With regards to looking at reviewing your SRS contributions annually, it is important to look at the tax brackets that you are in that year. For instance, if you earn less this year compared to the year before and end up moving down a tax bracket or 2, I would suggest looking at the table again and seeing if it makes sense for you to adjust your contributions based on your new tax bracket.
Always remember that recommendations based on these tables are for wealth maximisation. If you’re only interested in minimising tax paid through SRS withdrawal and shortening the time period in which you have money held in your SRS account, you probably would only top up your SRS in your 60s.
Question 2: How later SRS withdrawal age affect your SRS contribution
What happens if I want to retire later? How would that analysis change?
When you retire later, we would have carried on working longer, and in the process potentially made more contribution to our SRS account. This may mean that we would have a bigger SRS account at retirement, and hence may be worse off from greater tax expenses.
I believe what we want is the option to retire early, not necessarily choose to retire early now. Things change after all, and we can’t always predict where we want to be in 30 years. Similarly, we want to make sure that we don’t plan our finances so tightly that we feel obligated to retire early to feel like we’ve used our SRS accounts well.
For fun, let’s relook at the sensitivity tables. Remember that the bigger the value on the tables, the more you benefit from topping up SRS instead of investing monies after income tax. Negative values means you are better off not topping up SRS, and instead, should be investing after paying for income tax.
Using the age of topping up and the age of retirement as independent variables, let’s look at 2 scenarios:
- A 7% investment return, in a 7% tax bracket
- A 7% investment return, in a 11.5% tax bracket
How does retiring later affect your SRS contribution optimisation?
If you start at the age of 28, where you might be in the 7% tax bracket (that’s about $80k a year including CPF deduction and bonuses) and have a 7% investment return on your maximum top up of $15,300 a year, according to the table, your retirement benefits from past the age of 74 are reduced. As a result, starting early is beneficial, but retiring later won't change your situation.
Make a little more, as with the case of Scenario 2? If you are at the 11.5% tax bracket (that’s approximately earning about $120k a year including CPF deduction and bonuses), things change for you.

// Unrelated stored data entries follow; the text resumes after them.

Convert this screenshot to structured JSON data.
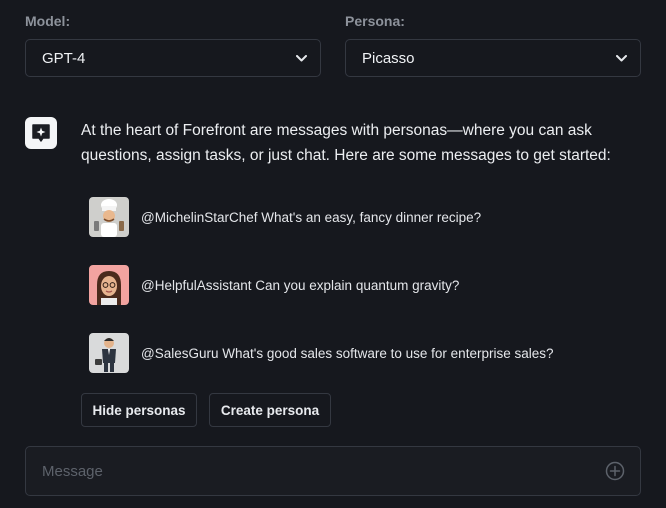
{
  "model": {
    "label": "Model:",
    "selected": "GPT-4"
  },
  "persona": {
    "label": "Persona:",
    "selected": "Picasso"
  },
  "intro": {
    "icon": "sparkle-chat-icon",
    "text": "At the heart of Forefront are messages with personas—where you can ask questions, assign tasks, or just chat. Here are some messages to get started:"
  },
  "suggestions": [
    {
      "avatar": "chef-avatar",
      "text": "@MichelinStarChef What's an easy, fancy dinner recipe?"
    },
    {
      "avatar": "assistant-avatar",
      "text": "@HelpfulAssistant Can you explain quantum gravity?"
    },
    {
      "avatar": "businessman-avatar",
      "text": "@SalesGuru What's good sales software to use for enterprise sales?"
    }
  ],
  "actions": {
    "hide_personas": "Hide personas",
    "create_persona": "Create persona"
  },
  "composer": {
    "placeholder": "Message",
    "add_icon": "plus-circle-icon"
  },
  "colors": {
    "background": "#16181e",
    "border": "#343841",
    "label": "#8d929b",
    "text": "#eceef1"
  }
}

Regardless of the age you are retiring at, you will be better off investing through your SRS than paying taxes. Take a look at the increasing values as you look at the rows from top to bottom to get a sense of why.

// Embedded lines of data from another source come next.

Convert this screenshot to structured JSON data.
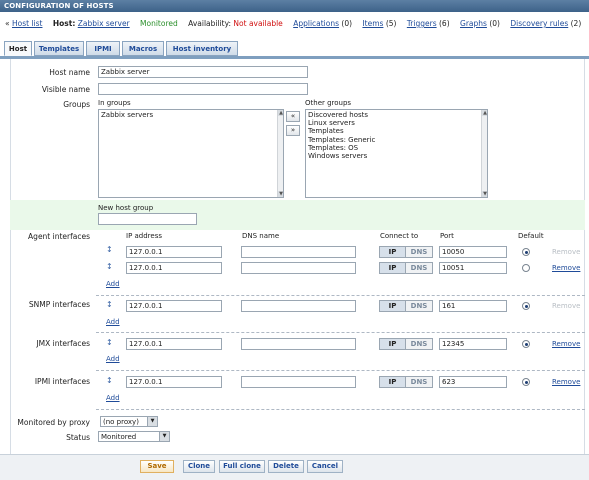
{
  "header": {
    "title": "CONFIGURATION OF HOSTS"
  },
  "nav": {
    "back_prefix": "«",
    "host_list": "Host list",
    "host_label": "Host:",
    "host_name": "Zabbix server",
    "status": "Monitored",
    "availability_label": "Availability:",
    "availability_value": "Not available",
    "links": [
      {
        "label": "Applications",
        "count": "(0)"
      },
      {
        "label": "Items",
        "count": "(5)"
      },
      {
        "label": "Triggers",
        "count": "(6)"
      },
      {
        "label": "Graphs",
        "count": "(0)"
      },
      {
        "label": "Discovery rules",
        "count": "(2)"
      }
    ]
  },
  "tabs": [
    "Host",
    "Templates",
    "IPMI",
    "Macros",
    "Host inventory"
  ],
  "form": {
    "host_name_label": "Host name",
    "host_name_value": "Zabbix server",
    "visible_name_label": "Visible name",
    "visible_name_value": "",
    "groups_label": "Groups",
    "in_groups_label": "In groups",
    "in_groups": [
      "Zabbix servers"
    ],
    "other_groups_label": "Other groups",
    "other_groups": [
      "Discovered hosts",
      "Linux servers",
      "Templates",
      "Templates: Generic",
      "Templates: OS",
      "Windows servers"
    ],
    "move_left": "«",
    "move_right": "»",
    "new_host_group_label": "New host group",
    "new_host_group_value": ""
  },
  "interfaces": {
    "col_ip": "IP address",
    "col_dns": "DNS name",
    "col_connect": "Connect to",
    "col_port": "Port",
    "col_default": "Default",
    "ip_btn": "IP",
    "dns_btn": "DNS",
    "remove": "Remove",
    "add": "Add",
    "drag": "↕",
    "agent_label": "Agent interfaces",
    "agent": [
      {
        "ip": "127.0.0.1",
        "dns": "",
        "port": "10050",
        "default": true
      },
      {
        "ip": "127.0.0.1",
        "dns": "",
        "port": "10051",
        "default": false
      }
    ],
    "snmp_label": "SNMP interfaces",
    "snmp": {
      "ip": "127.0.0.1",
      "dns": "",
      "port": "161",
      "default": true
    },
    "jmx_label": "JMX interfaces",
    "jmx": {
      "ip": "127.0.0.1",
      "dns": "",
      "port": "12345",
      "default": true
    },
    "ipmi_label": "IPMI interfaces",
    "ipmi": {
      "ip": "127.0.0.1",
      "dns": "",
      "port": "623",
      "default": true
    }
  },
  "proxy": {
    "label": "Monitored by proxy",
    "value": "(no proxy)"
  },
  "status": {
    "label": "Status",
    "value": "Monitored"
  },
  "buttons": {
    "save": "Save",
    "clone": "Clone",
    "full_clone": "Full clone",
    "delete": "Delete",
    "cancel": "Cancel"
  }
}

Implications and further thoughts
In a nutshell, starting later in life (despite wanting to retire later) doesn’t really help your situation. If you look at the values across the columns from left to right, it is still better to start early, especially if you are at the 11.5% tax bracket, but in general, being pro-active is great, even if you're not at that tax bracket.
More tax reliefs, uncovered
Now that we’ve talked about tax brackets and returns, let’s take a step back and look at the “free”, or automatic tax reliefs that we are entitled to in addition to SRS.

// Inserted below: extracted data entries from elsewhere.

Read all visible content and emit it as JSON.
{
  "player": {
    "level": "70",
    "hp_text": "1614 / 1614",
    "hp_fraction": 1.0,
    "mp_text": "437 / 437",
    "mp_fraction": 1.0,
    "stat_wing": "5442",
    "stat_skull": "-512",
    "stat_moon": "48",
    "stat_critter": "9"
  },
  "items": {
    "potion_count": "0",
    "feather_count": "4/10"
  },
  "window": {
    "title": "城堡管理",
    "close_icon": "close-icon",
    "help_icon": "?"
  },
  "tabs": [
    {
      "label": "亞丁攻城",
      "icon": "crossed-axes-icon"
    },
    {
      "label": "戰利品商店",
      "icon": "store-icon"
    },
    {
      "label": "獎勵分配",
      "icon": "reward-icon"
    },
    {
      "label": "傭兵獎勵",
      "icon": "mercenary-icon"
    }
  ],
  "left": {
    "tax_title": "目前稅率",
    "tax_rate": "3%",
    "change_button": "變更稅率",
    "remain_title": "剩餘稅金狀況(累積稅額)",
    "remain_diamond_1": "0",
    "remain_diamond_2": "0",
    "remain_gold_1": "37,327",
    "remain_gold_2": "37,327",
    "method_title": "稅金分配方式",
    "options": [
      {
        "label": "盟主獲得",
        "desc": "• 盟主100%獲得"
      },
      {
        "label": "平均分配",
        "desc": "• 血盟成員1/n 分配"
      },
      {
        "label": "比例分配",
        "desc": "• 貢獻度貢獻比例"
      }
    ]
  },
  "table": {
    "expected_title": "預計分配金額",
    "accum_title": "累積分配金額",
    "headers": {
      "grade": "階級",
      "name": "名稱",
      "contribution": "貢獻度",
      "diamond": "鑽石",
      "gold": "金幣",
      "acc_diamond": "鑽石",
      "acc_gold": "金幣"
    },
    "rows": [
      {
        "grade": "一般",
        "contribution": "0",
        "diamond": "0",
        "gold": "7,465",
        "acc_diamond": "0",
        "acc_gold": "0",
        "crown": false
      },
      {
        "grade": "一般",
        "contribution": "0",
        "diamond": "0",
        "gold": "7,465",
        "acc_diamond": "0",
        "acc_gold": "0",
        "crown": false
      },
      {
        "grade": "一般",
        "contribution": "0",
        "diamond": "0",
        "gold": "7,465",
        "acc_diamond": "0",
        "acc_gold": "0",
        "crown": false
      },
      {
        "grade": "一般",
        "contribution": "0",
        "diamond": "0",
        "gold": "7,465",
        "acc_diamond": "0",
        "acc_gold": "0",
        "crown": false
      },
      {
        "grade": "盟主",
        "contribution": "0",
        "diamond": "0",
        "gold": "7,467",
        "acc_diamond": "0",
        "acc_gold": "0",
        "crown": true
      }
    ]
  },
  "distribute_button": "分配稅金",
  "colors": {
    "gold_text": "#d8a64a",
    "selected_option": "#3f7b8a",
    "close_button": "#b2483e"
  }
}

Automatic and Voluntary Tax Reliefs:
So what do these terms mean? Automatic in this scenario, means that the government provides these tax reliefs for you without you having to take further action. Voluntary on the other hand, are tax reliefs that you can choose to participate in on your own, and most of these benefits usually mean the inability to touch your cash for an extensive period of time to reap the benefits.
You can stop your SRS contributions when the tax reliefs are small
With regard to other forms of tax reliefs, young Singaporeans don’t often think about the tax relief for working parents. For fathers and mothers, Singaporeans get a flat $4,000 tax relief. Working mothers, on the other hand, get an additional tax relief of 15% of earned income.
These tax reliefs will make SRS top ups less attractive for working parents as they might be at a lower tax bracket after they become parents, since this tax relief helps to reduce your taxable income. For working mothers with many children, topping up SRS may not even be an option since they might have reached their personal income tax relief cap of $80,000 with this tax relief.
Conclusively, the attractiveness of SRS top-up varies across different stages of your life, and you can adjust this accordingly based on how tight your finances are and your current tax, and when you retire. We hope you’ll also learn a little more about how the Endowus SRS solution fits into your investment plans and your future.